The Corrupting Influence of Federal Housing Policy

The U.S. government recently filed suit against Wells Fargo, the nation's largest mortgage lender, for failing to check or otherwise misrepresenting the creditworthiness of borrowers to whom the bank issued mortgages guaranteed by the Federal Housing Authority.

Manhattan's U.S. Attorney, Preet Bharara, alleges a "long-standing practice of reckless underwriting and fraudulent loan certification for thousands of FHA-insured loans that ultimately defaulted." ... The government alleges Wells Fargo took shortcuts on thousands of mortgages from May 2001 through October 2005 and illegally foisted them upon the FHA. It also alleges the bank failed to report more than 6,000 loans that went bad between 2002 and 2010 -- which may be one reason why it took so long to file this lawsuit.

The collapse of the housing market caused taxpayers to fork over billions of dollars to bail out private companies holding, purchasing, and selling bad mortgages and investments, debt, and insurance based on those bad mortgages.  If these allegations against Wells Fargo are true, the bank's fraudulent behavior represents another example of a private, housing-related company making profits at the taxpayers' expense.


Liberals will be quick to point their fingers at the evils of corporate greed, and this accusation is true as far as it goes. Greed is the vice by which men let their desire to make money cause them to bring harm upon others or themselves. The employees at Wells Fargo who made commissions on these loans, and the bank itself that collected the fees, certainly brought harm up on us taxpayers in their pursuit of profit.

A deeper analysis, however, will ultimately place the blame on the housing policy of the federal government. As Al Lewis of the Wall Street Journal explains,

Why should Wells Fargo know [the credit-worthiness of its mortgage applicants]? Wells Fargo wasn't taking the risk. In 1986, the Department of Housing and Urban Development gave Wells Fargo authority to certify loans for Federal Housing Administration insurance. Once these lousy loans were FHA-insured, they were the government's problem.

In the natural order of things, a bank will take great pains to determine whether or not a borrower is likely to repay a loan, because the bank will lose a great deal of money if the borrower goes into default. Once the federal government makes it possible for banks to lend large amounts of money without needing to be concerned about whether or not it will ever be repaid, there is no longer any compelling reason for the bank to check the borrower's credit.  By suspending the natural order of things in order to make it possible for low-income borrowers to purchase homes, federal housing policy promoted the greed to which Wells Fargo succumbed.

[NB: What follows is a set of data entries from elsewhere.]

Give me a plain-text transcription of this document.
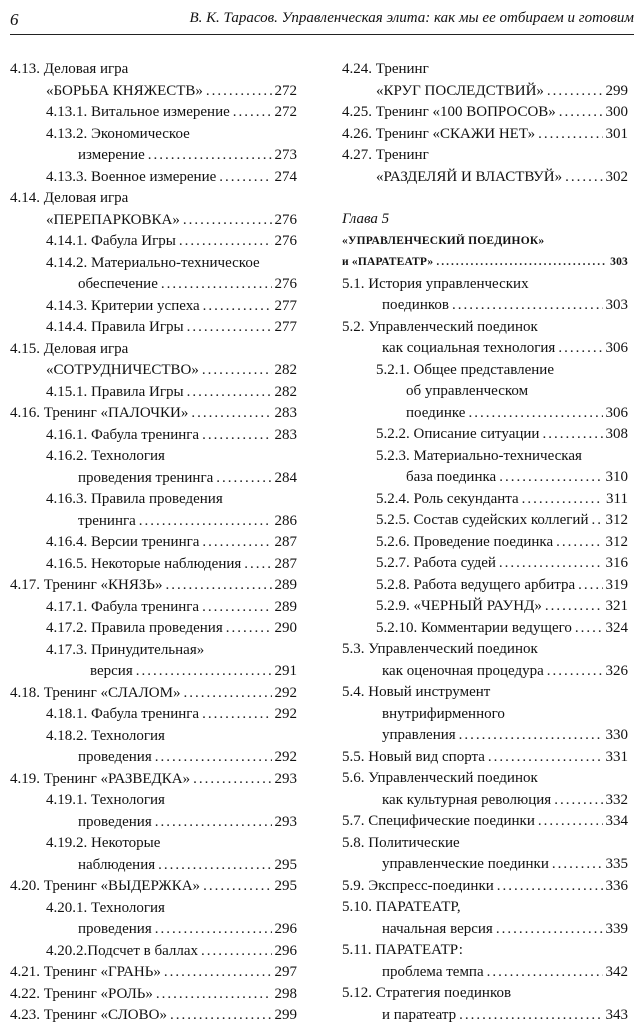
6	В. К. Тарасов. Управленческая элита: как мы ее отбираем и готовим
4.13. Деловая игра
«БОРЬБА КНЯЖЕСТВ» .....	272
4.13.1. Витальное измерение .....	272
4.13.2. Экономическое
измерение .....	273
4.13.3. Военное измерение .....	274
4.14. Деловая игра
«ПЕРЕПАРКОВКА» .....	276
4.14.1. Фабула Игры .....	276
4.14.2. Материально-техническое
обеспечение .....	276
4.14.3. Критерии успеха .....	277
4.14.4. Правила Игры .....	277
4.15. Деловая игра
«СОТРУДНИЧЕСТВО» .....	282
4.15.1. Правила Игры .....	282
4.16. Тренинг «ПАЛОЧКИ» .....	283
4.16.1. Фабула тренинга .....	283
4.16.2. Технология
проведения тренинга .....	284
4.16.3. Правила проведения
тренинга .....	286
4.16.4. Версии тренинга .....	287
4.16.5. Некоторые наблюдения ..... 287
4.17. Тренинг «КНЯЗЬ» .....	289
4.17.1. Фабула тренинга .....	289
4.17.2. Правила проведения .....	290
4.17.3. Принудительная»
версия .....	291
4.18. Тренинг «СЛАЛОМ» .....	292
4.18.1. Фабула тренинга .....	292
4.18.2. Технология
проведения .....	292
4.19. Тренинг «РАЗВЕДКА» .....	293
4.19.1. Технология
проведения .....	293
4.19.2. Некоторые
наблюдения .....	295
4.20. Тренинг «ВЫДЕРЖКА» .....	295
4.20.1. Технология
проведения .....	296
4.20.2.Подсчет в баллах .....	296
4.21. Тренинг «ГРАНЬ» .....	297
4.22. Тренинг «РОЛЬ» .....	298
4.23. Тренинг «СЛОВО» .....	299
4.24. Тренинг
«КРУГ ПОСЛЕДСТВИЙ» .....	299
4.25. Тренинг «100 ВОПРОСОВ» .....	300
4.26. Тренинг «СКАЖИ НЕТ» .....	301
4.27. Тренинг
«РАЗДЕЛЯЙ И ВЛАСТВУЙ» .....	302
Глава 5
«УПРАВЛЕНЧЕСКИЙ ПОЕДИНОК»
и «ПАРАТЕАТР» .....	303
5.1. История управленческих
поединков .....	303
5.2. Управленческий поединок
как социальная технология .....	306
5.2.1. Общее представление
об управленческом
поединке .....	306
5.2.2. Описание ситуации .....	308
5.2.3. Материально-техническая
база поединка .....	310
5.2.4. Роль секунданта .....	311
5.2.5. Состав судейских коллегий ..... 312
5.2.6. Проведение поединка .....	312
5.2.7. Работа судей .....	316
5.2.8. Работа ведущего арбитра ..... 319
5.2.9. «ЧЕРНЫЙ РАУНД» .....	321
5.2.10. Комментарии ведущего ..... 324
5.3. Управленческий поединок
как оценочная процедура .....	326
5.4. Новый инструмент
внутрифирменного
управления .....	330
5.5. Новый вид спорта .....	331
5.6. Управленческий поединок
как культурная революция .....	332
5.7. Специфические поединки .....	334
5.8. Политические
управленческие поединки .....	335
5.9. Экспресс-поединки .....	336
5.10. ПАРАТЕАТР,
начальная версия .....	339
5.11. ПАРАТЕАТР:
проблема темпа .....	342
5.12. Стратегия поединков
и паратеатр .....	343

More than 250 years ago, Benjamin Franklin saw this same principle at work when considering the unintended consequences of excessively generous public assistance to the poor.

"To relieve the misfortunes of our fellow creatures is concurring with the Deity, 'tis Godlike, but if we provide encouragements for Laziness, and supports for Folly, may it not be found fighting against the order of God and Nature, which perhaps has appointed Want and Misery as the proper Punishments for, and Cautions against as well as necessary consequences of Idleness and Extravagancy.  Whenever we attempt to mend the scheme of Providence and to interfere in the Government of the World, we had need be very circumspect lest we do more harm than Good." 

When government makes it possible for people to avoid the negative consequences of vicious behavior, more and more people will engage in vicious behavior -- whether laziness, lust, or greed.  This is the story of federal housing policy over the last thirty years, and it may well be the story of federal policy in general since th New Deal.